I have a niece who is a native speaker of Chinese. Playing with her is a free language lesson, and there are advantages and disadvantages.
One advantage is that you will learn all the basic words, and you won't run the risk that your instructor will accidentally use some advanced vocabulary that will throw you off. (You also learn some words that are very important to young children like butt and fart.)
Fortunately, my niece's pronunciation is very good, so it's not like I'm accidentally learning to speak with a lisp or a childhood speech impediment.
One disadvantage is that you're learning kiddie-talk: My niece uses the word for doggie rather than dog, for example.
A bigger problem is that you might learn the words wrong. While playing with some animal dolls, my niece (four years old at the time) taught me the word 頭骨. I didn't know what it meant, but I repeated it to her satisfaction. During a break in play, I asked her aunt, "Hey, I just learned the word 頭骨. What does it mean?"
Her aunt didn't know either. She went back to my niece for clarification. "What did you just teach Uncle Raymond?"
After some discussion, her aunt figured it out. My niece got the word wrong. It's not 頭骨; it's 骨頭. (It means bone.)
Apparently this mistake of flipping the syllables of a word is not exclusive to Chinese.
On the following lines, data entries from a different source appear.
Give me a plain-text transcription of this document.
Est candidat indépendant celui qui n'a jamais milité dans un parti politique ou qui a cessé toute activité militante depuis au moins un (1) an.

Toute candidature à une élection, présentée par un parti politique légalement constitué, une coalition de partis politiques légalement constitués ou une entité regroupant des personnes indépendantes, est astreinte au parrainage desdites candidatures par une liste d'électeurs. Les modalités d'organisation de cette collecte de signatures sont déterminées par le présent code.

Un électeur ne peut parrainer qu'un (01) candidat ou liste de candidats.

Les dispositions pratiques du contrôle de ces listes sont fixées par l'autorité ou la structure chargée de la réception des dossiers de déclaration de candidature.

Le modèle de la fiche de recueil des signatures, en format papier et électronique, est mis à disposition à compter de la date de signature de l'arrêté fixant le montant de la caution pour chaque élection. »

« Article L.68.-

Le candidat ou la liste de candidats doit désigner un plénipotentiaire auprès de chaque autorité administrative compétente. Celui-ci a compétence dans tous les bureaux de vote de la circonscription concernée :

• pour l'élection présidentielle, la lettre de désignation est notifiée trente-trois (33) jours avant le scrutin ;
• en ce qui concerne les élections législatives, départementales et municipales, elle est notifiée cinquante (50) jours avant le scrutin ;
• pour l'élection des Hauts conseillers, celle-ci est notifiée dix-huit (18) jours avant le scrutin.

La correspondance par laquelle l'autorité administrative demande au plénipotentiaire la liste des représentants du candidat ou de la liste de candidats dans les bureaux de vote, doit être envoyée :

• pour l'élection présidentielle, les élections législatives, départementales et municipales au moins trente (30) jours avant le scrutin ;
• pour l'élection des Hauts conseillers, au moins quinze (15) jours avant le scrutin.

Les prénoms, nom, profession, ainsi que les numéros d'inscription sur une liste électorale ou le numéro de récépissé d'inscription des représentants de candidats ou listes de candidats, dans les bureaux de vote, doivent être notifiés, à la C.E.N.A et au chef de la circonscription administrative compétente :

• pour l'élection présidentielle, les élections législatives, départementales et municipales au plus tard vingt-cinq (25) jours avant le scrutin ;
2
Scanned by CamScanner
Her aunt asked her, "What do you want to eat?"
— Apple pie! was her reply in English.
"There's no apple pie here."
— It's right there!
"That's not apple pie. It's pineapple."
My niece patiently explained, "Grown-ups say pineapple, but kids say apple pie."
Bonus chatter: The nieces are encouraged to speak with me in Chinese rather than English. They take this as an opportunity to tease me by asking questions they think I can't answer by using words I don't know. Last night, one of them asked me, "When we get to your house, can I hit your butt?" She thought she was being so sneaky; apparently she forgot that she's the one who taught me the word butt.